The ON and OFF ORNs share a specific single-walled sensillum type which arises as a hair-like structure from a ring-shaped socket (Figure 2). Characteristic features are longitudinal grooves in the surface of the basal part of the shaft and a slender tapering tip. Neuroanatomical and electrophysiological studies show that these sensilla are located on the distal and proximal margins of each of the 120–180 antennal segments. They make up about 6% of the olfactory sensilla in the male cockroach (Schaller, 1978; Burgstaller and Tichy, 2012; Tichy and Hellwig, 2018). Inserting the tip of a needle electrode into the sensillum base enables recording the action potentials of both ORN types at the same time. The OFF ORN typically displayed larger impulse amplitudes than the ON ORN. The clear differences in size and form of the impulses facilitated final identification of the different OFF ORNs by their antagonistic responses to slowly oscillating changes in odor concentration. A typical example is illustrated in Figure 3. Figure 3A shows the time course of the odorant concentration oscillating at a period of 60 s, and Figure 3B the corresponding rate at which concentration oscillates. Figure 3C indicates the time course of the miniPIDsignal and Figure 3D the flow rates of both the odor-saturated and the clean air stream. Increasing the concentration of the odorant of lemon oil raises the impulse frequency in the ON ORN (Figure 3E) and lowers it in the OFF ORN (Figure 3F). Correspondingly contrary effects are elicited by decreasing the odorant concentration. As indicated by the time-histograms in Figures 3G,H, the ON-ORN’s impulse frequency peaks just before the maximum instantaneous concentration, and that of the OFF-ORN just before the concentration minimum. The rate of concentration change, which is ahead of the oscillating instantaneous concentration, clearly also determines the activity of both ORNs.

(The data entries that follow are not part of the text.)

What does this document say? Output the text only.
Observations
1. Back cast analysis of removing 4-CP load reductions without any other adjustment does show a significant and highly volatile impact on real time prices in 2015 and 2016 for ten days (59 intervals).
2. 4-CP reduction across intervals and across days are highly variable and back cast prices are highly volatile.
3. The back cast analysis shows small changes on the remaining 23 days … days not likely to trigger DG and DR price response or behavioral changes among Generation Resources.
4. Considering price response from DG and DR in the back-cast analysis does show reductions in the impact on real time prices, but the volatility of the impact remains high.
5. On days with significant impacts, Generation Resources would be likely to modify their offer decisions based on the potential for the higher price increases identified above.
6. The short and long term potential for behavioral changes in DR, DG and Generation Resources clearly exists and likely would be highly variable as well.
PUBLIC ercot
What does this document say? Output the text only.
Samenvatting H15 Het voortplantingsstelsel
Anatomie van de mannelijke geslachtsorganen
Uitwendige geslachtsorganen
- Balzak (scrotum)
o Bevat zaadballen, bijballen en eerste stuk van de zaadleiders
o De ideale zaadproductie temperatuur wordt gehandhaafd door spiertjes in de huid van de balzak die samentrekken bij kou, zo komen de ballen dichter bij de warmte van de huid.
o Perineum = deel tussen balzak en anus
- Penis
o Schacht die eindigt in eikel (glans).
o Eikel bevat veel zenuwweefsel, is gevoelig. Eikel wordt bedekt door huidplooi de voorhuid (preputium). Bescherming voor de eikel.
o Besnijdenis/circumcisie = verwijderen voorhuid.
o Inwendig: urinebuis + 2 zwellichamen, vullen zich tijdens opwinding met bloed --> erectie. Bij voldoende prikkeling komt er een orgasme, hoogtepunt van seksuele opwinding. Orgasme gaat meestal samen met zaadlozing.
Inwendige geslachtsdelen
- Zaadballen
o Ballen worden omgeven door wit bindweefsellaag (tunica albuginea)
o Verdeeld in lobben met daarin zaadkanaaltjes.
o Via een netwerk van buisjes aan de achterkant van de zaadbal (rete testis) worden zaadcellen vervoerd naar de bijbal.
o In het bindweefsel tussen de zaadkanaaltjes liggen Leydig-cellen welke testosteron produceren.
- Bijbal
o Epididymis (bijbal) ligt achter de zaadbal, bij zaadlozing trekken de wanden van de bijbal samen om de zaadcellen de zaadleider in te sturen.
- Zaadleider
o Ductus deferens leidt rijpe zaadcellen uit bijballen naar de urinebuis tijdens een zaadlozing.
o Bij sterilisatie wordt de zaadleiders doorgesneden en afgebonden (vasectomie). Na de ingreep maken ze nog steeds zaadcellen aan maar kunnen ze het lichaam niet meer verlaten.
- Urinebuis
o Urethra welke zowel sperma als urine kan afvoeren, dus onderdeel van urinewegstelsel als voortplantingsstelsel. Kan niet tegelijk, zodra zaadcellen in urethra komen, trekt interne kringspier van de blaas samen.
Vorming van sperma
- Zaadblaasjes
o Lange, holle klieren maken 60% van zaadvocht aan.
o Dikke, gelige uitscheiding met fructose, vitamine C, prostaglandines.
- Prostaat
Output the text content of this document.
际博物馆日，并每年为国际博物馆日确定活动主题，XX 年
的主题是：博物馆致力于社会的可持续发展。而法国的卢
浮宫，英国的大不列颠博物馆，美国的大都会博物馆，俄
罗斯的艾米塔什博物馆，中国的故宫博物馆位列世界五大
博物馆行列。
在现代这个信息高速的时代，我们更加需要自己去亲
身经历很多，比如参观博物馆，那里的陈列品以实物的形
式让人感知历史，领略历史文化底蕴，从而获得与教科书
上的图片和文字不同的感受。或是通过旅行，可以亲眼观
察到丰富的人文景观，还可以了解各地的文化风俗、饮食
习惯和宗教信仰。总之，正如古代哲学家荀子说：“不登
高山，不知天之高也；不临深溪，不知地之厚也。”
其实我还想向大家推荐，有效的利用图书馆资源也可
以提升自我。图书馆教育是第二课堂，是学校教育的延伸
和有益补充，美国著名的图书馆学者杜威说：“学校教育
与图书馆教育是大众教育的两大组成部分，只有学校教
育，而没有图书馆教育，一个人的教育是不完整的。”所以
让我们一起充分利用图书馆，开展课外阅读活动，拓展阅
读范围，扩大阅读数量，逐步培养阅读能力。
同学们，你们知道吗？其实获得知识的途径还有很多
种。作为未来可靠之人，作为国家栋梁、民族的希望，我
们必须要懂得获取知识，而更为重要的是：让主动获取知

Figure 2. Scanning electron micrograph of the olfactory sensillum on the cockroach antenna containing the ON and OFF ORNs. The sensillum has a slender, hair-like form with a slightly curved tip. The basal part of the shaft wall is grooved, the distal part is smooth and perforated by pores.
Figure 3. Simultaneously recorded single sensillum responses of a pair of ON and OFF ORNs. Stimulation consisted of slow and continuous upward and downward changes of the concentration of lemon oil odorant delivered at two different air flow velocities. Arrow indicates change in air flow velocity from 1 to 1.25 m/s. (A) Time course of instantaneous odorant concentration. Duration of oscillation periods: 60 s. (B) Time course of the rate of concentration change. The maxima and minima of the oscillating rate of concentration change are in advance of the maxima and minima of the oscillating instantaneous odorant concentration (vertical dotted line). The noisy signal results from the slow rate of concentration change in a narrow range of ±3.5%/s. (C) Time course of odorant concentration measured with a photoionization detector (miniPID). The signal values were normalized to the maximum value obtained in each experiment and set to 1. The concentration maxima and minima indicated by the oscillating flowmeter A signal (A) correspond with the concentration maxima and minima of the PID signal. (D) Time course of the summed flow rates of the odor-saturated air stream measured with flowmeter A (yellow oscillations) and the clean air stream measured with flowmeter B (gray oscillations, inverse to yellow oscillations); the summed flow rates of both air streams were used to calculate the air flow velocity of the olfactory stimulus. (E) Extracellularly recorded activity of the ORNs. Both types discharge continuously during the concentration cycles. The OFF ORN typically generates greater impulse amplitudes than the ON ORN. (F) Off-line sorted action potentials of the ORNs obtained by spike detecting and template matching techniques using Spike2 software (Cambridge Electronic Design, United Kingdom). Green impulses originate from the ON ORN, blue impulses from the OFF ORN. (G,H) Instantaneous impulse frequency of the ON and OFF ORNs, respectively; bin width, 0.2 s. Insets action potentials classified by matching the shape of each action potential against shape templates. Template windows show template boundaries of spike waveforms from the two ORNs. F impulse frequency, v velocity.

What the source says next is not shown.